7. Baptists believe that all of these truths are taught in the Bible, which is God’s authoritative written word to humanity.

It is probably not enough to argue that Baptists are merely one type of Christian. To be most precise in our understanding of Baptist identity, we need to recognize that Baptists are a certain type of Protestant Christian. The Baptist movement began among third generation English Protestants with historic roots in Puritanism and Separatism and ecclesiological affinity (whether intentional or not) with some Continental Anabaptists. Though most of us argue that the early church was substantially baptistic in its ecclesiological beliefs, and though many of us concede that some baptistic distinctives were at times embraced by some groups that predated the reformations of the 16th century, the ecclesiastical movement with which modern-day Baptists identify began, in at least two stages, during the first half of the 17th century.

Because of our historic milieu, Baptists embrace a number of convictions that are embraced by most other Protestant Christians:

1. Baptists believe that salvation comes by grace through faith and that sinners are justified by faith rather than by good works.
2. Baptists believe in the supreme authority of Scripture, arguing that the Bible is the ultimate norm for faith and practice and is thus of a greater authority than traditions, creeds, confessions, and individual opinions.
3. Most Baptists believe in only two ordinances (or sacraments), baptism and the Lord’s Supper, and reject a sacerdotal understanding of salvation.
4. Baptists believe in the priesthood of all believers, claiming that every believer has direct access to God as a result of the high priestly ministry of Jesus Christ.
5. Baptists argue against the existence of a special priestly class of Christians, arguing that all believers are spiritually equipped for the work of the gospel ministry within their unique vocations.

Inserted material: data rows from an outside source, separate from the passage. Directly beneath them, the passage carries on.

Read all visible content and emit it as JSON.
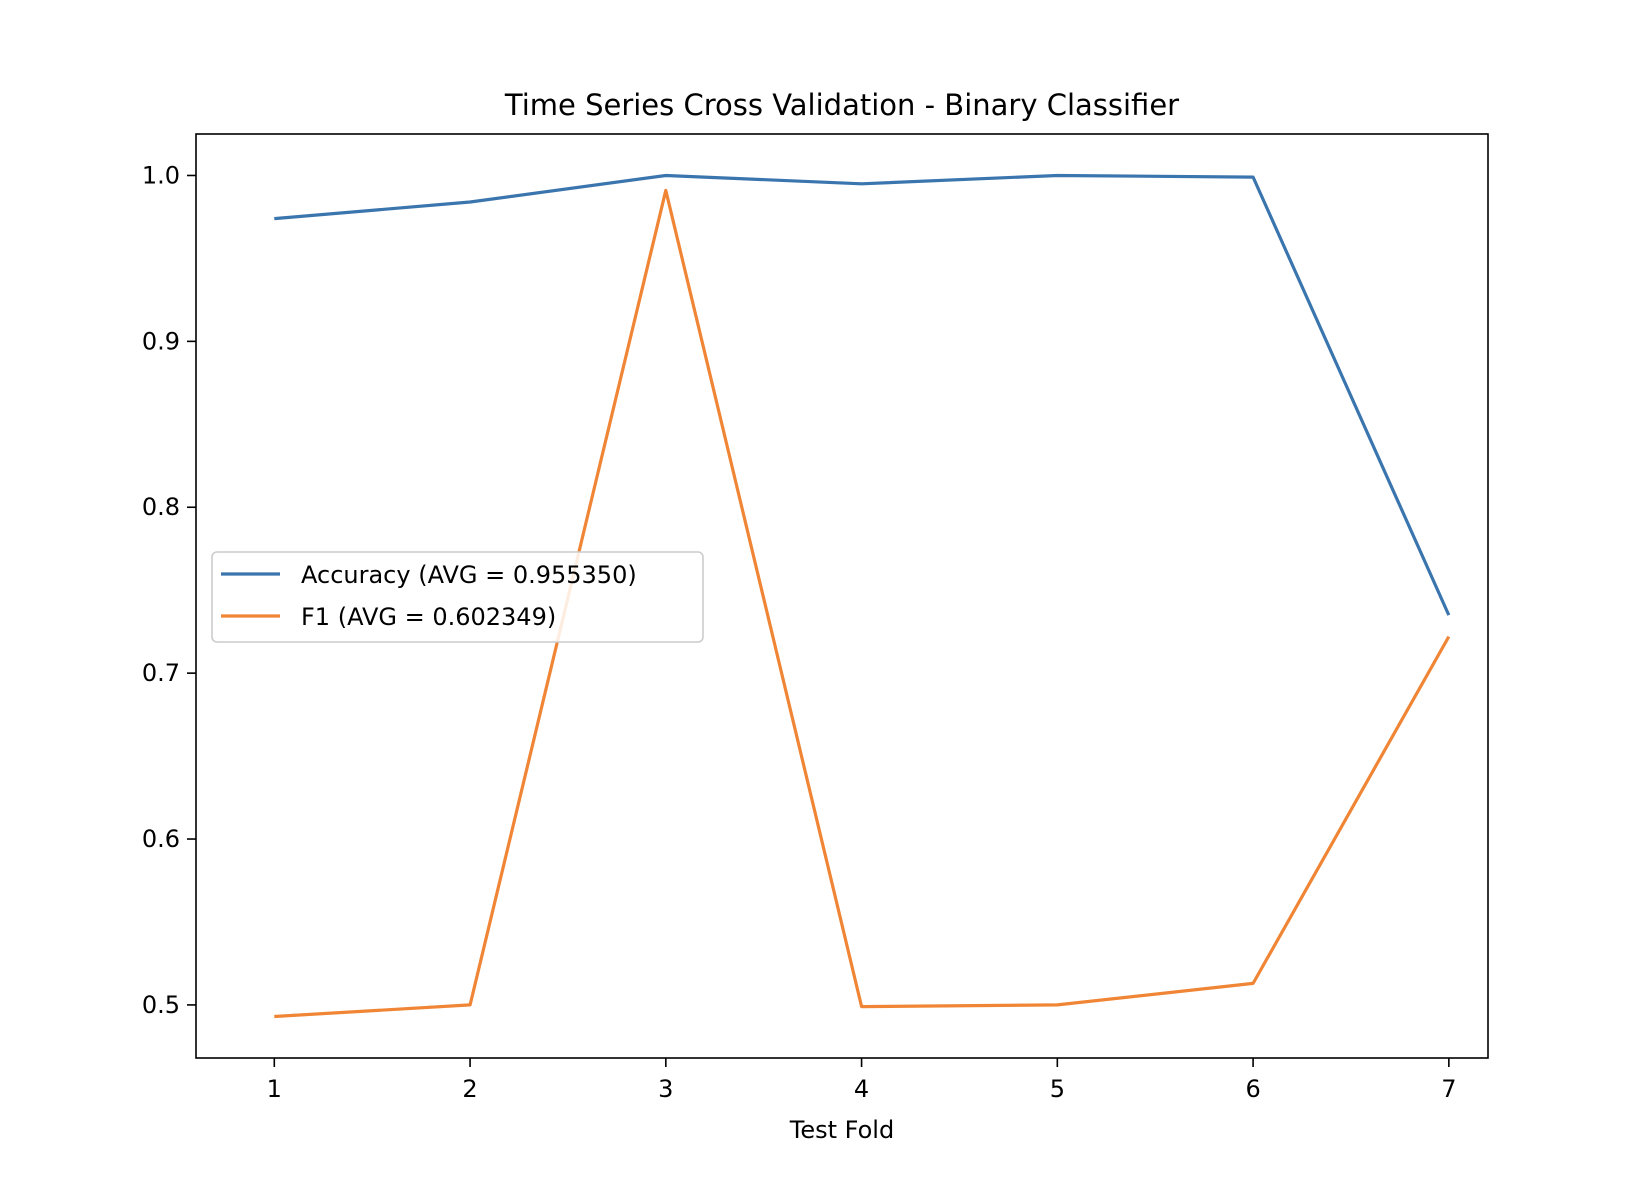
{
  "chart_data": {
    "type": "line",
    "title": "Time Series Cross Validation - Binary Classifier",
    "xlabel": "Test Fold",
    "ylabel": "",
    "x": [
      1,
      2,
      3,
      4,
      5,
      6,
      7
    ],
    "xlim": [
      0.6,
      7.2
    ],
    "ylim": [
      0.468,
      1.025
    ],
    "xticks": [
      1,
      2,
      3,
      4,
      5,
      6,
      7
    ],
    "yticks": [
      0.5,
      0.6,
      0.7,
      0.8,
      0.9,
      1.0
    ],
    "ytick_labels": [
      "0.5",
      "0.6",
      "0.7",
      "0.8",
      "0.9",
      "1.0"
    ],
    "grid": false,
    "legend_position": "center-left",
    "series": [
      {
        "name": "Accuracy (AVG = 0.955350)",
        "color": "#3a75ae",
        "values": [
          0.974,
          0.984,
          1.0,
          0.995,
          1.0,
          0.999,
          0.735
        ]
      },
      {
        "name": "F1 (AVG = 0.602349)",
        "color": "#ef8535",
        "values": [
          0.493,
          0.5,
          0.991,
          0.499,
          0.5,
          0.513,
          0.722
        ]
      }
    ]
  }
}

Baptists are Christians. Even more specifically, Baptists are a type of Protestant Christian. The vast majority of our beliefs are not unique to Baptists, which is a good thing; when too many of your beliefs are different from other Christians, what you have is likely an alternative to Christianity.

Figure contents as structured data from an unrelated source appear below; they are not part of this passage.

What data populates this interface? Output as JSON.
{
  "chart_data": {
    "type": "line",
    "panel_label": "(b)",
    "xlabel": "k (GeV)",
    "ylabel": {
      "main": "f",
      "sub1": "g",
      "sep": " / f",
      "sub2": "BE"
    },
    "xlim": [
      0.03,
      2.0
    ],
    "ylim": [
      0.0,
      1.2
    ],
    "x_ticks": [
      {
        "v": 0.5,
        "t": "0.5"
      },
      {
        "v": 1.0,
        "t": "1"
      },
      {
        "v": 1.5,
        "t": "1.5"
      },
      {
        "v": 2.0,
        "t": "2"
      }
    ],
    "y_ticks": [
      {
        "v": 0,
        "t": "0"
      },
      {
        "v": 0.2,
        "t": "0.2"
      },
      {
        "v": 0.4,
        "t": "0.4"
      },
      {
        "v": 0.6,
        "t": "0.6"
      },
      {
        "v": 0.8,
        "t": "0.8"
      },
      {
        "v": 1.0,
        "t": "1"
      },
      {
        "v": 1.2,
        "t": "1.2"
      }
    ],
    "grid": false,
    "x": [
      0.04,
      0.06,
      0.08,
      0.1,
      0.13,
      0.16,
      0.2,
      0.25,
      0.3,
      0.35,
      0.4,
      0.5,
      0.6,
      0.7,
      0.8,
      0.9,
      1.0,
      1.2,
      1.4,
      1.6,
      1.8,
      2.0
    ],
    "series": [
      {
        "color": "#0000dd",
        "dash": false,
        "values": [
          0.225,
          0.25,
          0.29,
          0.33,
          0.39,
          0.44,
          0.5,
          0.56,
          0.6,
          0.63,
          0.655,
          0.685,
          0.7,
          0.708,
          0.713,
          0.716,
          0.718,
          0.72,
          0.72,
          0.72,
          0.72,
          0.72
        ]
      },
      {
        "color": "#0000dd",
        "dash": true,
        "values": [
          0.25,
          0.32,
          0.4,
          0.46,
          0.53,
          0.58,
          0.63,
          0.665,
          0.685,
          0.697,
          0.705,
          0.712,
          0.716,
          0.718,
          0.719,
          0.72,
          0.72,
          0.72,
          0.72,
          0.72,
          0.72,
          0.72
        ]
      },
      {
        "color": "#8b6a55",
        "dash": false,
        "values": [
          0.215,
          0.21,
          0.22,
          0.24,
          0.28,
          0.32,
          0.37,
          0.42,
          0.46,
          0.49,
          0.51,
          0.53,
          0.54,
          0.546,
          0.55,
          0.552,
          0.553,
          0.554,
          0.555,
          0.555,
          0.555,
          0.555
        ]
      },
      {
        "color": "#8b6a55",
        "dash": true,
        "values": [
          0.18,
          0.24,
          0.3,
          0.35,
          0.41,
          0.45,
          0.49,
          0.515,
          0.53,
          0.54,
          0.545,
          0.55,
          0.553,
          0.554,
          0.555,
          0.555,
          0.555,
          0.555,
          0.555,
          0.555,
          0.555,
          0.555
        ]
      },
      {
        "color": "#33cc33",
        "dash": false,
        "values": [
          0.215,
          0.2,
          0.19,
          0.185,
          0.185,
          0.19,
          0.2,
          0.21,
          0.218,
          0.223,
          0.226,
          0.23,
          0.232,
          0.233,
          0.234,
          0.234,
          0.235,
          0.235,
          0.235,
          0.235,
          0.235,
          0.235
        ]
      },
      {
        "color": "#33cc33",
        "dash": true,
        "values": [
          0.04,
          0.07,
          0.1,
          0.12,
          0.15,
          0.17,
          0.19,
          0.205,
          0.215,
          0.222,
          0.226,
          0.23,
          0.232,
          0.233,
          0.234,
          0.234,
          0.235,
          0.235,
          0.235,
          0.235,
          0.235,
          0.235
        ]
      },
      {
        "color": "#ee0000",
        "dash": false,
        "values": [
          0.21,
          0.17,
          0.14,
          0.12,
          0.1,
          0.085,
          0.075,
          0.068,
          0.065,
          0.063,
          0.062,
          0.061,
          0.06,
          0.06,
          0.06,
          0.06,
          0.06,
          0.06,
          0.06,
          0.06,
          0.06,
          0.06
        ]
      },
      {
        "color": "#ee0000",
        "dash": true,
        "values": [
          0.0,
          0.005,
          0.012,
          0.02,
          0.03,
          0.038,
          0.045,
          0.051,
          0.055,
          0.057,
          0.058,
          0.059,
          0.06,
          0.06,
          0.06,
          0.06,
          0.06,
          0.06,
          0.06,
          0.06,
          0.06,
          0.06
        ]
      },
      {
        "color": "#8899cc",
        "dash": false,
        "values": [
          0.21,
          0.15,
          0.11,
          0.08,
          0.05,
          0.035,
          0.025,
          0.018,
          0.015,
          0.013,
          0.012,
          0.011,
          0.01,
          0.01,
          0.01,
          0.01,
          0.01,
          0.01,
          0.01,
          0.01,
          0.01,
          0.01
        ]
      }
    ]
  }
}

Having established that most of our beliefs are shared with other types of Christians, I want to briefly consider those beliefs that are typically associated with Baptist Christians. There are at least five distinctives that are uniquely emphasized by Baptists:

1. Regenerate church membership
2. Believer’s baptism by immersion
3. Congregational church polity
4. Local church autonomy
5. Liberty of conscience

Note that all of these distinctives relate in some way to ecclesiology. This is no accident: remember that Baptist identity is fundamentally a Christian identity that is nuanced by that cluster of ecclesiological beliefs that we refer to as Baptist distinctives. The Baptist movement is, at its core, an ecclesiological renewal movement within the wider Protestant Christian tradition.

It is true that each of the above Baptist distinctives are embraced by other types of Christians, with varying degrees of consistency. But it is also true that these convictions are only embraced, in toto and consistently, by baptistic Christians. I would argue that when you find a local Protestant Christian church that emphasizes the above five distinctives, you have a theologically Baptist (or baptistic) church. This remains true even if the word “Baptist” does not appear on the church building’s sign or the pastor’s letterhead.

I hope to tease out these five distinctives over the course of the next few weeks, with emphasis on each distinctive’s relationship to the gospel. I hope to show that Baptists are Protestant Christians who honestly believe our unique identity is not only substantially like New Testament faith and practice, but is also the most consistent application of the gospel to ecclesiological matters. In other words, I will be arguing that our Baptist distinctives are nothing more or less than the ecclesiological fruit of the good news as it is embodied in local churches.